ピエールが嘆いているのは、可能性を秘めた未来が失われたせいではなかった。無駄にした過去、浪費した歳月、つまらぬことに使ってしまった時間、なにも成し遂げることなく、のらくらとすごしてきた日々を嘆いているのだ。
       
   「フレームシフト」ロバート・J・ソウヤー(内田昌之訳) 早川書房

 18歳のピエール・タルディヴェルは、母が死の直前に告白したことにより、自分の本当の父親が別にいることを知った。そして、意を決して実の父親に会いに行ったピエールを待ち受けていたのは、あまりにも悲惨な運命――自分がハンチントン病(ハンチントン舞踏病)の遺伝子を譲り受けているかもしれないということだった。進行性の痴呆や無意味な筋肉の動きを伴うこの病を癒す手段は、いまの世界にはない。底知れぬ絶望の中、ピエールは自殺ではなく、研究に没頭し、自らの名を残すという道を選ぶ。そして、遺伝学に没頭したピエールは、32歳のとき、カナダからカリフォルニア州にあるローレンス=バークレー研究所の研究員となり、バークレー大学で心理学の助教授を務めるモリーと出会った。
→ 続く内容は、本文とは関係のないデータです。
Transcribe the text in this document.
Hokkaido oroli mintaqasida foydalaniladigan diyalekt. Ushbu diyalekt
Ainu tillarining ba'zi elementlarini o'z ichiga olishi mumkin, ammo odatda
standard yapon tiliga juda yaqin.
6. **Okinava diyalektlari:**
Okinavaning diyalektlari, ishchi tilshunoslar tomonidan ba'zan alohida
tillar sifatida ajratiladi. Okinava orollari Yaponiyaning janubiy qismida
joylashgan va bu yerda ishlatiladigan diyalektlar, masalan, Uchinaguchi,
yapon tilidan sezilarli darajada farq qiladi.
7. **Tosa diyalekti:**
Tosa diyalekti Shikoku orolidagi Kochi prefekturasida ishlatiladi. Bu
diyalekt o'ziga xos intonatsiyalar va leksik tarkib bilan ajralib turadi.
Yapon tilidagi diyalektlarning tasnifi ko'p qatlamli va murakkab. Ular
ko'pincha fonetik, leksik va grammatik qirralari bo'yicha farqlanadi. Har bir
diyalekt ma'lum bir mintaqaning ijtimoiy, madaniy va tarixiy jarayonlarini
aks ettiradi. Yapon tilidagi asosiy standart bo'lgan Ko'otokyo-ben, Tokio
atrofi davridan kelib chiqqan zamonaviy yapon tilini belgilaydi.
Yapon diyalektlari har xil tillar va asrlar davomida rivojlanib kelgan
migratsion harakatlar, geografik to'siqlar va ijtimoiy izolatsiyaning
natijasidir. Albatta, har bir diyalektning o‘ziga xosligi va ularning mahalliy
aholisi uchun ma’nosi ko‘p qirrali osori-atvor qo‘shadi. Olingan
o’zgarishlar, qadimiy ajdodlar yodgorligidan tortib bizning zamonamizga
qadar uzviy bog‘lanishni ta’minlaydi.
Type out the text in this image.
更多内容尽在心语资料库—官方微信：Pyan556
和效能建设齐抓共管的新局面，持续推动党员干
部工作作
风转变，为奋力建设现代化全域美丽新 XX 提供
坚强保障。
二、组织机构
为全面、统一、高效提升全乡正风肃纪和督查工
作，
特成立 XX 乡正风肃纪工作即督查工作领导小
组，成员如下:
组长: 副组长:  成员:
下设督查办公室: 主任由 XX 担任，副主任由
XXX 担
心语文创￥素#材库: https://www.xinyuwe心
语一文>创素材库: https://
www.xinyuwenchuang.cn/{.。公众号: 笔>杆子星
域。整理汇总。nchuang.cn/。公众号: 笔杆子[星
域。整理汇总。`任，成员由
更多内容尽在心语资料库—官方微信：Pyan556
ある一定の距離内にいる人の発話思考を読みとることのできるモリーにとって、男性との付き合いは苦痛でしかなかったが、モリーには理解することのできないフランス語で思考するピエールとの付き合いは新鮮で、気持ちのよいものだったからだ。ピエールもまた、モリーの明るさによって慰められ、ふたりは結婚を決意する。そして、子どもを持つことのできないピエールの代わりに精子提供を申し出たのは、ピエールの上司でノーベル賞受賞者のブリアン・クリマス博士だった。
 一方、第二次世界大戦中のドイツで、収容所のユダヤ人たちから恐怖のイヴァンと呼ばれ、怖れられていた男を追い続ける特別捜査官アヴィ・マイヤー。取り返しのつかない失敗の後、慎重に、しかしより執念深くなっていたマイヤーがピエールに接触してきたことで、ピエールはクリマスこそが、怪物イヴァンではないかという疑いを抱く。モリーの産む子どもは怪物の子どもなのか。そして生まれた女の子は……
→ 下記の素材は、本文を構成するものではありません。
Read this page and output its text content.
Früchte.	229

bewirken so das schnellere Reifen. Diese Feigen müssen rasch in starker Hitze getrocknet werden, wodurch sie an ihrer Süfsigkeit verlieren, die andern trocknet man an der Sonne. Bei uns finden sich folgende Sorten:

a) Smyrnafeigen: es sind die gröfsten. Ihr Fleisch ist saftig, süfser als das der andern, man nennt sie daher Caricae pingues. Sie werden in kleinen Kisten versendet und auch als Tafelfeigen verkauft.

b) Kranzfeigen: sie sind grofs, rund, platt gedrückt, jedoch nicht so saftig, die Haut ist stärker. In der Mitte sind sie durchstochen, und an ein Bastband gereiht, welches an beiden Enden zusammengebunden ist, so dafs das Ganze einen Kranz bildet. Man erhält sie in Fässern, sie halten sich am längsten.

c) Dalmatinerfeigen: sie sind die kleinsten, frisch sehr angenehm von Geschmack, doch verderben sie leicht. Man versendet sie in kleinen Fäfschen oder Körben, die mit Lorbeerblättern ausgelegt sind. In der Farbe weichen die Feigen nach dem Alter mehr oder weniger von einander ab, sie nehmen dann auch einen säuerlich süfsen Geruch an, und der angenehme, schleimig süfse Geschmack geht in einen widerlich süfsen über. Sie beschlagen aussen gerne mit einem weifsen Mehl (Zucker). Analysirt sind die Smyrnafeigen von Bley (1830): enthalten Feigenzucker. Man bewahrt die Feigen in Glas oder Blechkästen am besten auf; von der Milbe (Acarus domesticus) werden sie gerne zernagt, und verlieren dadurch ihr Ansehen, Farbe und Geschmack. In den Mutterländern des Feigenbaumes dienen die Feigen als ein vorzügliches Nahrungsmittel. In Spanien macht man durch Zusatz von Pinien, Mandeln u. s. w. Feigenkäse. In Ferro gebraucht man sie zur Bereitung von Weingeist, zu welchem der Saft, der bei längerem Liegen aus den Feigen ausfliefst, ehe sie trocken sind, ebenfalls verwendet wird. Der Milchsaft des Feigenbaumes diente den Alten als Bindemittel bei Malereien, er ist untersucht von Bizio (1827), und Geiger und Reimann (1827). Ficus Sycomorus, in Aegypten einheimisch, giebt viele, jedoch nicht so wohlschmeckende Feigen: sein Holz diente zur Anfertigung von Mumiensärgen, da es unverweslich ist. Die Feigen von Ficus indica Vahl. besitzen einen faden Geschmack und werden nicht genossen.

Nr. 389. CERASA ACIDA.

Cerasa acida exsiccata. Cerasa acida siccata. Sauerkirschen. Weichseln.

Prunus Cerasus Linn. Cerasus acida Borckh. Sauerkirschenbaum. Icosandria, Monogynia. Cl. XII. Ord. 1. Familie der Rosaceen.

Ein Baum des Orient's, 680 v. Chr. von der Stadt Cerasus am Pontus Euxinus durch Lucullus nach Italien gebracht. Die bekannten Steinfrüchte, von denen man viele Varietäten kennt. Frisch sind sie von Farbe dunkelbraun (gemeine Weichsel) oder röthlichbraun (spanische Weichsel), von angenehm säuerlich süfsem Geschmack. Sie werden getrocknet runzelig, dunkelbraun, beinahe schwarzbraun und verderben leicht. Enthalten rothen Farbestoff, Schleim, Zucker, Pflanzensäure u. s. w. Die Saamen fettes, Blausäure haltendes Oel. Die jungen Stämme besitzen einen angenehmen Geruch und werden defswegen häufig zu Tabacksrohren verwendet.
 遺伝子に隠された謎、歴史に隠された謎。ソウヤーらしく、さまざまな謎が絡み合っているが、物語の中心は、お互いを信頼しあう若い夫婦の物語である。やがて訪れる死を見つめながら、それでも互いをいたわりあって日々を過ごす夫婦の姿は切なく美しい。最終章は涙なくして読めないほどに力強い。平等であるということ、平和であることのすばらしさ。ソウヤー作品の中でも一押し。絶対のオススメである。